Nous sommes, comme on voit, grâce aux historiens du premier ordre, exactement instruits de toutes les particularités qui concernent les dévouements des Romains. L'exposition de ceux qui se pratiquent aux Indes, au Tonquin, en Arabie, et dans d'autres pays du monde, mériterait d'avoir ici sa place, si l'on en avait des relations fidèles ; mais les rapports singuliers qu'en font les voyageurs sont trop suspects pour en charger cet ouvrage. Il est vrai que nous connaissons assez les effets de la superstition pour concevoir qu'il n'est point d'extravagances qu'elle ne puisse inspirer aux peuples qui vivent sous son empire ; mais il ne faut pas par cette raison transcrire des faits très-incertains, et peut-être des contes, pour des vérités authentiques.
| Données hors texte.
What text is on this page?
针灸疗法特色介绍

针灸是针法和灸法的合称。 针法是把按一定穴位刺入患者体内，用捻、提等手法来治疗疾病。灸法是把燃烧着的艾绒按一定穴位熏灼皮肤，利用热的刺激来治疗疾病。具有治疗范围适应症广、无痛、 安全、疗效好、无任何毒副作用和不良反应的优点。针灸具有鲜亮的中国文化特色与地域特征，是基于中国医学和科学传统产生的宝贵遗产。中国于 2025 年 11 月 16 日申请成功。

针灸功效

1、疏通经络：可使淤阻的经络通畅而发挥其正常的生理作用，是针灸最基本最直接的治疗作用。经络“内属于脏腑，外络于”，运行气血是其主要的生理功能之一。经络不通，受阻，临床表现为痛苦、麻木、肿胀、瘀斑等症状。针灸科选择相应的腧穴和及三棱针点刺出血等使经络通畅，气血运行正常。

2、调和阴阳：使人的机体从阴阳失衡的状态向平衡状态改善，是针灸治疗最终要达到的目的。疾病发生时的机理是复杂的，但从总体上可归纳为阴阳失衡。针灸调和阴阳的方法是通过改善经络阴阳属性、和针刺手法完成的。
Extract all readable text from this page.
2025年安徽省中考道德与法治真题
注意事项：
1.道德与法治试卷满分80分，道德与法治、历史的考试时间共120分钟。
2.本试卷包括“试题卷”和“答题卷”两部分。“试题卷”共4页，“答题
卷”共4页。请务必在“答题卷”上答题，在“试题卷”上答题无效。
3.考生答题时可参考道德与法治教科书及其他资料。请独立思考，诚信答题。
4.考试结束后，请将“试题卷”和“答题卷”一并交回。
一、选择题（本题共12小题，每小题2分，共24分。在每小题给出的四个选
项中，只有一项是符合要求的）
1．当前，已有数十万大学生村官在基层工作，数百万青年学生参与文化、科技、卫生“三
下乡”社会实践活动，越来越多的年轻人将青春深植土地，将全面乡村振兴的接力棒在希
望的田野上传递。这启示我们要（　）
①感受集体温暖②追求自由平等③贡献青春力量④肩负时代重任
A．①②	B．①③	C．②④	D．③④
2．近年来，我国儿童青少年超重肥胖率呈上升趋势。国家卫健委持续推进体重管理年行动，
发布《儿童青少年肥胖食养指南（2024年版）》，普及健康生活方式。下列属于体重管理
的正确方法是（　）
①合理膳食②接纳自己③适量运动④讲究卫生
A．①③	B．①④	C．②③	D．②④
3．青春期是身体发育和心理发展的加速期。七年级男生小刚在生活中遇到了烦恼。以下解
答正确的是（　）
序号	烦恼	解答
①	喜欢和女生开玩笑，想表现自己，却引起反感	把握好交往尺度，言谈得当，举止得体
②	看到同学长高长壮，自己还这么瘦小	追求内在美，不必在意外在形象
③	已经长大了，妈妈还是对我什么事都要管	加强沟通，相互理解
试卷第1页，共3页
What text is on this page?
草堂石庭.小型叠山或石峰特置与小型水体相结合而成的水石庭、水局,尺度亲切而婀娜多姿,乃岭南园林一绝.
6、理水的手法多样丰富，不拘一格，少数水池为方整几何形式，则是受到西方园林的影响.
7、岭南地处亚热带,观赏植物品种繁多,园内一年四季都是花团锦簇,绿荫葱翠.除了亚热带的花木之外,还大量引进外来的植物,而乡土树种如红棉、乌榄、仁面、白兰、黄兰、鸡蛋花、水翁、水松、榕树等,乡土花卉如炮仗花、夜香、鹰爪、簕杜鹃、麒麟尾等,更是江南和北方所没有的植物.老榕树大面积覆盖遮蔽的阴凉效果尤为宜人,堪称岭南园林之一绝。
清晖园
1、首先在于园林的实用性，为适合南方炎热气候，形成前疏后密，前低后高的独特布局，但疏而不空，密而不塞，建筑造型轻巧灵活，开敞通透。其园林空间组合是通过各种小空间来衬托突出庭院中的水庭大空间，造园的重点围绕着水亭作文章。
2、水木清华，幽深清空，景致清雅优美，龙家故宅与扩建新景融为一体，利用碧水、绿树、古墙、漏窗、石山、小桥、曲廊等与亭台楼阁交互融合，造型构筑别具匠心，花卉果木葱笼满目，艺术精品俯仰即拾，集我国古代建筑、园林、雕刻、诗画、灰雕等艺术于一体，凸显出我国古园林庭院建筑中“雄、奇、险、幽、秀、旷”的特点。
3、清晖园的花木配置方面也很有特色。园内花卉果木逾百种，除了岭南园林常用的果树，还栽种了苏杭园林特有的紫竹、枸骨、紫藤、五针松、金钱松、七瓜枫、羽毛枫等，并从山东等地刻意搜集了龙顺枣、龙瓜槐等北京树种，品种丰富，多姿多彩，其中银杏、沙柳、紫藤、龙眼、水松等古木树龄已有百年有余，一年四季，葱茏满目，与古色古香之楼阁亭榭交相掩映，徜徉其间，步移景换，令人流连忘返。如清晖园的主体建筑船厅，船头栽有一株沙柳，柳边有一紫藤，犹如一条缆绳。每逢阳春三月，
Les lumières du Christianisme ont fait cesser en Europe toutes sortes de dévouements semblables à ceux qui ont eu cours chez les Payens, ou qui règnent encore chez les nations idolatres. La religion chrétienne n'admet, n'approuve que les dévouements qui consistent dans une entière consécration au culte qu'elle recommande, et au service du souverain maître du monde. Heureux encore si sur ce sujet on ne fût jamais tombé dans des extrêmes, qui ne sont pas selon l'esprit du Christianisme !

Enfin les dévouements, si j'ose encore employer ce mot au figuré, ont pris tant de faveur dans la république des lettres, qu'il n'est point de parties, ni d'objets de science où l'on ne puisse citer des exemples, d'admirables, d'utiles, d'étranges, ou d'inutiles dévouements. Article de M. le Chevalier DE JAUCOURT.